Il Liverpool Care Parhway è illegale eppure…
Nato come documento per migliorare la cura dei morenti col nobile intento di alleviarne le sofferenze si è prestato a tanti e tali abusi che il sospetto fosse diventato la procedura standard destinazione morte messa a sistema del NHS appare più che fondato, soprattutto dopo gli scandali dei premi in denaro riconosciuti ai medici più efficaci nell’instradare i pazienti su questa carreggiata. Così avvertì mons. Egan Vescovo di Portsmouth già nel 2012 in una lettera pastorale; uno dei pochi che alzò chiara la sua voce nei giorni drammatici e poi tragici della vita di Alfie Evans. Certe storie ci hanno trafitto e scandalizzato e grazie a Dio mobilitato ma per anni queste procedure sono state applicate ottenendo la morte di migliaia di pazienti spesso all’insaputa dei parenti più vicini. Qualcuno si è salvato per il rotto della cuffia. Ricordate il piccolo Dylan?
Per Alfie, Charlie, Isaiah e gli altri
Come non pensare al piccolo “warrior”Evans, in questo momento, che fu “ospite” proprio della stessa struttura ospedaliera (e agli altri piccoli martiri, Charlie, Ishaiah, alcuni famosi tantissimi sfuggiti alle prime pagine)? E alla determinazione sempre più rabbiosa e fredda che lo ha voluto morto a tutti i costi, contro genitori meno confusi e per nulla arrendevoli come sono Tom e la sua Kate. Vedere un ragazzino in un letto d’ospedale che muore perché i medici lo hanno stabilito e i genitori hanno acconsentito deve continuare a suscitare in noi orrore.
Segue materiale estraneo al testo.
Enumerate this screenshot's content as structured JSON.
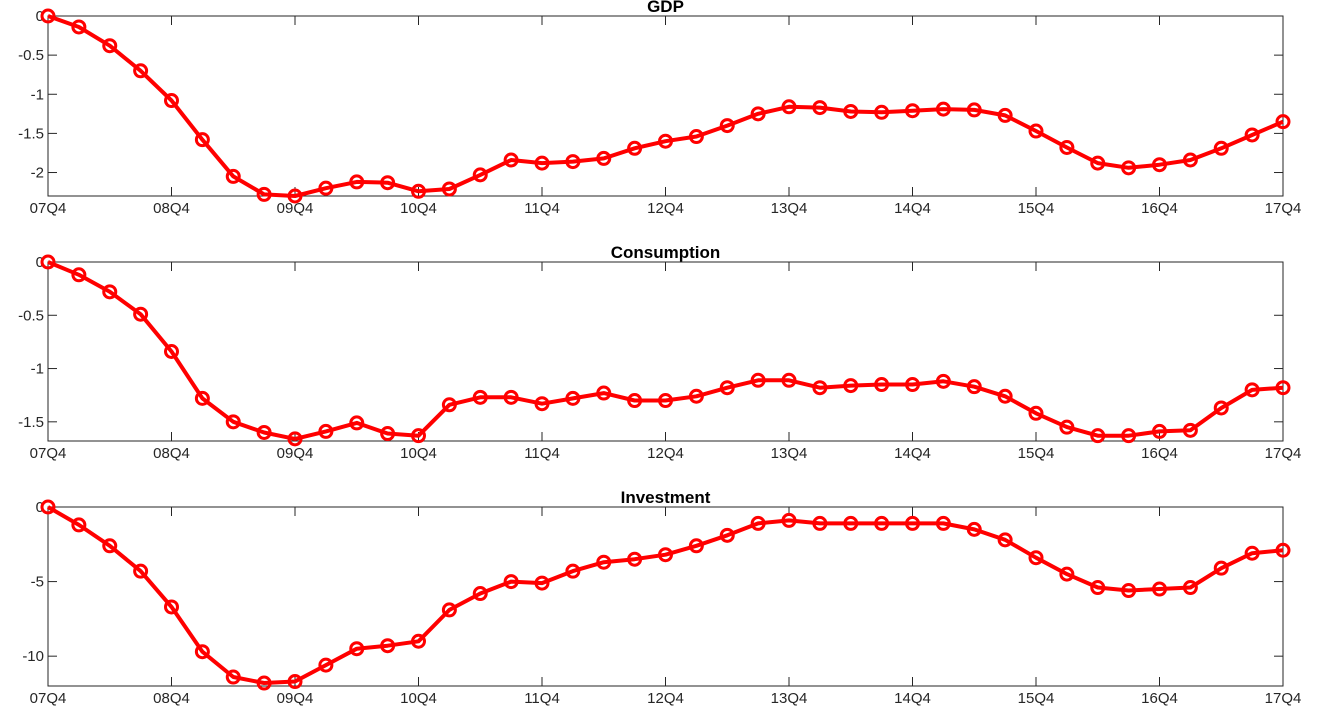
{
  "colors": {
    "series": "#ff0000",
    "axes": "#262626"
  },
  "chart_data": [
    {
      "type": "line",
      "title": "GDP",
      "xlabel": "",
      "ylabel": "",
      "xticks": [
        "07Q4",
        "08Q4",
        "09Q4",
        "10Q4",
        "11Q4",
        "12Q4",
        "13Q4",
        "14Q4",
        "15Q4",
        "16Q4",
        "17Q4"
      ],
      "ylim": [
        -2.3,
        0
      ],
      "yticks": [
        0,
        -0.5,
        -1,
        -1.5,
        -2
      ],
      "ytick_labels": [
        "0",
        "-0.5",
        "-1",
        "-1.5",
        "-2"
      ],
      "grid": false,
      "marker": "circle",
      "values": [
        0,
        -0.14,
        -0.38,
        -0.7,
        -1.08,
        -1.58,
        -2.05,
        -2.28,
        -2.3,
        -2.2,
        -2.12,
        -2.13,
        -2.24,
        -2.21,
        -2.03,
        -1.84,
        -1.88,
        -1.86,
        -1.82,
        -1.69,
        -1.6,
        -1.54,
        -1.4,
        -1.25,
        -1.16,
        -1.17,
        -1.22,
        -1.23,
        -1.21,
        -1.19,
        -1.2,
        -1.27,
        -1.47,
        -1.68,
        -1.88,
        -1.94,
        -1.9,
        -1.84,
        -1.69,
        -1.52,
        -1.35
      ]
    },
    {
      "type": "line",
      "title": "Consumption",
      "xlabel": "",
      "ylabel": "",
      "xticks": [
        "07Q4",
        "08Q4",
        "09Q4",
        "10Q4",
        "11Q4",
        "12Q4",
        "13Q4",
        "14Q4",
        "15Q4",
        "16Q4",
        "17Q4"
      ],
      "ylim": [
        -1.68,
        0
      ],
      "yticks": [
        0,
        -0.5,
        -1,
        -1.5
      ],
      "ytick_labels": [
        "0",
        "-0.5",
        "-1",
        "-1.5"
      ],
      "grid": false,
      "marker": "circle",
      "values": [
        0,
        -0.12,
        -0.28,
        -0.49,
        -0.84,
        -1.28,
        -1.5,
        -1.6,
        -1.66,
        -1.59,
        -1.51,
        -1.61,
        -1.63,
        -1.34,
        -1.27,
        -1.27,
        -1.33,
        -1.28,
        -1.23,
        -1.3,
        -1.3,
        -1.26,
        -1.18,
        -1.11,
        -1.11,
        -1.18,
        -1.16,
        -1.15,
        -1.15,
        -1.12,
        -1.17,
        -1.26,
        -1.42,
        -1.55,
        -1.63,
        -1.63,
        -1.59,
        -1.58,
        -1.37,
        -1.2,
        -1.18
      ]
    },
    {
      "type": "line",
      "title": "Investment",
      "xlabel": "",
      "ylabel": "",
      "xticks": [
        "07Q4",
        "08Q4",
        "09Q4",
        "10Q4",
        "11Q4",
        "12Q4",
        "13Q4",
        "14Q4",
        "15Q4",
        "16Q4",
        "17Q4"
      ],
      "ylim": [
        -12,
        0
      ],
      "yticks": [
        0,
        -5,
        -10
      ],
      "ytick_labels": [
        "0",
        "-5",
        "-10"
      ],
      "grid": false,
      "marker": "circle",
      "values": [
        0,
        -1.2,
        -2.6,
        -4.3,
        -6.7,
        -9.7,
        -11.4,
        -11.8,
        -11.7,
        -10.6,
        -9.5,
        -9.3,
        -9.0,
        -6.9,
        -5.8,
        -5.0,
        -5.1,
        -4.3,
        -3.7,
        -3.5,
        -3.2,
        -2.6,
        -1.9,
        -1.1,
        -0.9,
        -1.1,
        -1.1,
        -1.1,
        -1.1,
        -1.1,
        -1.5,
        -2.2,
        -3.4,
        -4.5,
        -5.4,
        -5.6,
        -5.5,
        -5.4,
        -4.1,
        -3.1,
        -2.9
      ]
    }
  ]
}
Ma soprattutto deve continuare a vederci impegnati in un lavoro di ricostruzione, di bonifica del pensiero che, coerentemente con simili premesse, conduce a questi, necessariamente a questi, non altri esiti.
La vita è senza qualità ma piena di valore
Se la vita è una sorta di esperienza valutabile dall’uomo secondo parametri di qualità, se sotto una certa soglia di benessere “non vale più la pena” (ma la pena di chi?), se il bene dell’esistenza diventa uno dei tanti attributi e non il principale della persona, allora quell’attributo, quando diventa scadente, va rimosso. Invece la vita è senza qualità o meglio ha la qualità di esserci ed in questo è identica in ogni condizione. E siccome non siamo più tanto in grado di cogliere la differenza tra malattia e morte quando lo stato di infermità o sofferenza si protrae fastidiosamente allora quello stadio va abbreviato e risolto, rapidamente, nel suo compimento che è appunto la morte.
Non hanno fatto così i giornali di tutto il mondo con Sergio Marchionne per esempio? Ne parlavano da giorni come fosse già morto e non lo era. Poi è morto e per molti non è cambiato nulla, mentre per lui tutto.